Craig and Gorra are not  only a gifted apologists, but loving evangelists and truly demonstrate how the gospel can be the center piece of all evidence with reference to offensive evidences as well as defending attacks on the Christian faith.

The six sections of this helpful book in answering difficult questions are as follows: (1) Questions on Knowing and Believing What Is Real – questions such as: Does Knowledge require certainty?; What is the criterion for a good argument?; Is there such a thing as objective truth?; and Is the price of biblical errancy too high to pay? (2) Questions About God – such as: Is a Maximally Great Being Possible?; Is Trinity Monotheism Orthodox?; and In What Sense Is God a “Simple Being”? (3) Questions about Origins and the Meaning of Life – like the following: Must the Cause of the Universe Be Personal?; Is there a contradiction in God’s creation of time?; Is life absurd without God?; and Is Scientism Self-refuting? (4) Questions about the Afterlife and Evil – like: Does creation benefit the lost?; Do the damned in Hell accrue further punishment?; and Was the slaughter of the Canaanites an act of “Divine Genocide”? (5) Questions about Jesus Christ and Being His Disciple: What does it mean that Jesus is the Son of God?; Can one justifiably infer Jesus’ resurrection on the basis of the empirical evidence?; and What does it mean to have a personal relationship with God? (6) Questions about Issues of Christian Practice – such as: Do we live in a Postmodern Society?; How might we think about a Christian marrying a non-Christian?; and “Can someone be a “Christian Homosexual?”

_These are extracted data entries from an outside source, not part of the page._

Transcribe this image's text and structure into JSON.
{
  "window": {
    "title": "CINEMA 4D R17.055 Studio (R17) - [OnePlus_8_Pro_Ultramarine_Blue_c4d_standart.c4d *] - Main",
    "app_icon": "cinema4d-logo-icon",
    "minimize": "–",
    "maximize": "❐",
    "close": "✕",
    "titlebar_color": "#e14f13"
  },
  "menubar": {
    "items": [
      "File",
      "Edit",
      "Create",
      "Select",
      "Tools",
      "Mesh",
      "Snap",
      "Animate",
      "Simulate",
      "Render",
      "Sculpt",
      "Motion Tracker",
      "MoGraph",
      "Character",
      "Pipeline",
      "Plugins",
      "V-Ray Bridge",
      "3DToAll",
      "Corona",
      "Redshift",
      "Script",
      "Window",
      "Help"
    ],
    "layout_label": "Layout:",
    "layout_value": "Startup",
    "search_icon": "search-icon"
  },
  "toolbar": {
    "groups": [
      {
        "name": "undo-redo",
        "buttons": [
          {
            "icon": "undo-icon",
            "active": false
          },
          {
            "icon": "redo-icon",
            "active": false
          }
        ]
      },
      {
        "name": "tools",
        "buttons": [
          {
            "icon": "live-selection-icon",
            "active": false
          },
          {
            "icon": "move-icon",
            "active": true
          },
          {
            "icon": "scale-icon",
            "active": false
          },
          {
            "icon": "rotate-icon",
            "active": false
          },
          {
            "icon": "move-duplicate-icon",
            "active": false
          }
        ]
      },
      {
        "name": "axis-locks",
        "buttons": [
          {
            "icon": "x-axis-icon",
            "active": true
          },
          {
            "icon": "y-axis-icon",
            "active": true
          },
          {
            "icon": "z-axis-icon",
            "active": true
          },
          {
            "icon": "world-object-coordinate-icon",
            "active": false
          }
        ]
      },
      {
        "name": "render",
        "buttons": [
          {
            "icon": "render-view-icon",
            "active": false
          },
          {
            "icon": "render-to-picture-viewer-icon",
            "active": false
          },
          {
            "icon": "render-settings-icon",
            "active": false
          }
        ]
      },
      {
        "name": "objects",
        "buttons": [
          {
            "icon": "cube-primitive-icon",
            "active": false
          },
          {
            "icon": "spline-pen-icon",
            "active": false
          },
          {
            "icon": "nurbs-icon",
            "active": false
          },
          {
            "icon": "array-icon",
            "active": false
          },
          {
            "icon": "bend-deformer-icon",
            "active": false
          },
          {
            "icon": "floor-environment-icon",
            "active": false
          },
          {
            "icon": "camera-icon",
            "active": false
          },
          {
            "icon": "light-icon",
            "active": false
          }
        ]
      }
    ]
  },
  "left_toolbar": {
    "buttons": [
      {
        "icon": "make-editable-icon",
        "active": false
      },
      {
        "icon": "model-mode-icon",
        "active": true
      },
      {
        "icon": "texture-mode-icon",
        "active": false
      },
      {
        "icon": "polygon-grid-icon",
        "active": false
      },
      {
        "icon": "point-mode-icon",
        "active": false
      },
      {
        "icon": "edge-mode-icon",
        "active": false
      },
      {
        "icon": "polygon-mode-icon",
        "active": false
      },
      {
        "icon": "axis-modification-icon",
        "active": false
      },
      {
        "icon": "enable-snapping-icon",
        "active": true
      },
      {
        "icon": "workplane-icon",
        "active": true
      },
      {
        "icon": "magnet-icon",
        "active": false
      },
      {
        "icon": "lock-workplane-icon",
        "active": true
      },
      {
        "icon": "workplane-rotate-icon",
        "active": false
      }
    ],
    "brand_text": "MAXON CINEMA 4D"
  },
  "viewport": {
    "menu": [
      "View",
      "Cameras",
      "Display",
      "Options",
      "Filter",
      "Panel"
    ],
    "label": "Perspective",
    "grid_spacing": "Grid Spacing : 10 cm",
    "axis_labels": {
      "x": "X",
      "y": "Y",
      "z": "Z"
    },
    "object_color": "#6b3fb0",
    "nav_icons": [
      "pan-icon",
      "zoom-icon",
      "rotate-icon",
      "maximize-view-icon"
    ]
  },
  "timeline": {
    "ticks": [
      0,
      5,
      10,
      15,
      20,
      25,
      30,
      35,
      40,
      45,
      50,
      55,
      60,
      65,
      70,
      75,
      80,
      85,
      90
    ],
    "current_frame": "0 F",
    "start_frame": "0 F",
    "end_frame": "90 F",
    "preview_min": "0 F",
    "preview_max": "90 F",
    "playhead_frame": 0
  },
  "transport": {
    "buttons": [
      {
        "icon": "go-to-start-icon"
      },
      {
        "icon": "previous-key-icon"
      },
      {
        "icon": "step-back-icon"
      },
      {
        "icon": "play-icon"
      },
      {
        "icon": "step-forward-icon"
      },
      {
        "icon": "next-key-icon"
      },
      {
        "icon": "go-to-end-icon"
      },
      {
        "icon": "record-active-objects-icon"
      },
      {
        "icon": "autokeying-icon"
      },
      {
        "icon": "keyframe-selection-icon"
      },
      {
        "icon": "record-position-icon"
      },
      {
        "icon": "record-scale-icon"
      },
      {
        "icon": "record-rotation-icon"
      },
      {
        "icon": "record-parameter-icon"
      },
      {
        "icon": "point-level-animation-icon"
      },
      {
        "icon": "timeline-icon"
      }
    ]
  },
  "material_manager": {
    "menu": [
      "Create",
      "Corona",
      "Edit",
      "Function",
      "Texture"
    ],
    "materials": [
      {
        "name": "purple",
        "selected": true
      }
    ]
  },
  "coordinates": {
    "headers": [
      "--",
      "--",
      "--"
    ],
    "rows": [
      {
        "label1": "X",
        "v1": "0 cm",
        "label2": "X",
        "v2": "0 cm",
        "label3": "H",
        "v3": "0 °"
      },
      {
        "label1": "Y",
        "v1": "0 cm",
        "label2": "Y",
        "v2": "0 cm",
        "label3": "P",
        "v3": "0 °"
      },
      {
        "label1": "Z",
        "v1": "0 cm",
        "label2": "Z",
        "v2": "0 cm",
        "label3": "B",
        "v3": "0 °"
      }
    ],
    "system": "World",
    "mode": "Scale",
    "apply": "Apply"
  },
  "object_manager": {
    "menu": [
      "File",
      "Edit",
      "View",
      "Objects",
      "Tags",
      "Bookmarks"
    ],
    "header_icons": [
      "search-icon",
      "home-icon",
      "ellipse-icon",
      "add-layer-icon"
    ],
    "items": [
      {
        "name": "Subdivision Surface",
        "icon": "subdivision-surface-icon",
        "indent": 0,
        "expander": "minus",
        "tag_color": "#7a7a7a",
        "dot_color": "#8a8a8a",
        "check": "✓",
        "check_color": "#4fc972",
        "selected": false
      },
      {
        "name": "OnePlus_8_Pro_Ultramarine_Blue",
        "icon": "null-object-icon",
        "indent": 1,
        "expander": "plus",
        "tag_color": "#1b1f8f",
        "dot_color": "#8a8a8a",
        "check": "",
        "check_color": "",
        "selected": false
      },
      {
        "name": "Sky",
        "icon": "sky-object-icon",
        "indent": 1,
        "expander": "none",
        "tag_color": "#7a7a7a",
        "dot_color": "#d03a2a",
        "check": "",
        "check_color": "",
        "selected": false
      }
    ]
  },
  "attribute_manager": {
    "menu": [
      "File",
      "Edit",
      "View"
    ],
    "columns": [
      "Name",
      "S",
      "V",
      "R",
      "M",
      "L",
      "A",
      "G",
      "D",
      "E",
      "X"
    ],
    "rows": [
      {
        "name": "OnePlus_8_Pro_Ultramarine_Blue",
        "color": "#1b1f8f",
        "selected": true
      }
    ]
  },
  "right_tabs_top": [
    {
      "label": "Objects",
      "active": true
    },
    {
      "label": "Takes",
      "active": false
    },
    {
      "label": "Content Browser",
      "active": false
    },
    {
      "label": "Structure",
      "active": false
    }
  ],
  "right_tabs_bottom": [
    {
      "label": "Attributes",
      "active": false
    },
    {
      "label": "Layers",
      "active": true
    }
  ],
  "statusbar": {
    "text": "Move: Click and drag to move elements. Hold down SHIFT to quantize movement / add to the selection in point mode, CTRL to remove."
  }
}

Also of immense help are the three appendixes which include: (1) Tips on using the book for small group study;  (2) Fostering question-asking and answer-seeking environments; (3) Civility guidelines for (online) “third places.”

Perhaps nobody will agree with 100% of the answers given, or be totally convinced of all the evidence or answers provided. However, anyone reading this book will benefit richly from it. The myriad of questions addressed by both believers and non-believers are answered cogently and practically. I will return to this book again and again as a virtual encyclopedia of great answers to great questions on the Christian faith. You will learn from these seasoned apologists how to “always be prepared to make a defense to everyone who asks you for a reason for the hope that is in you” and you will be guided in how to do this “with gentleness and respect.”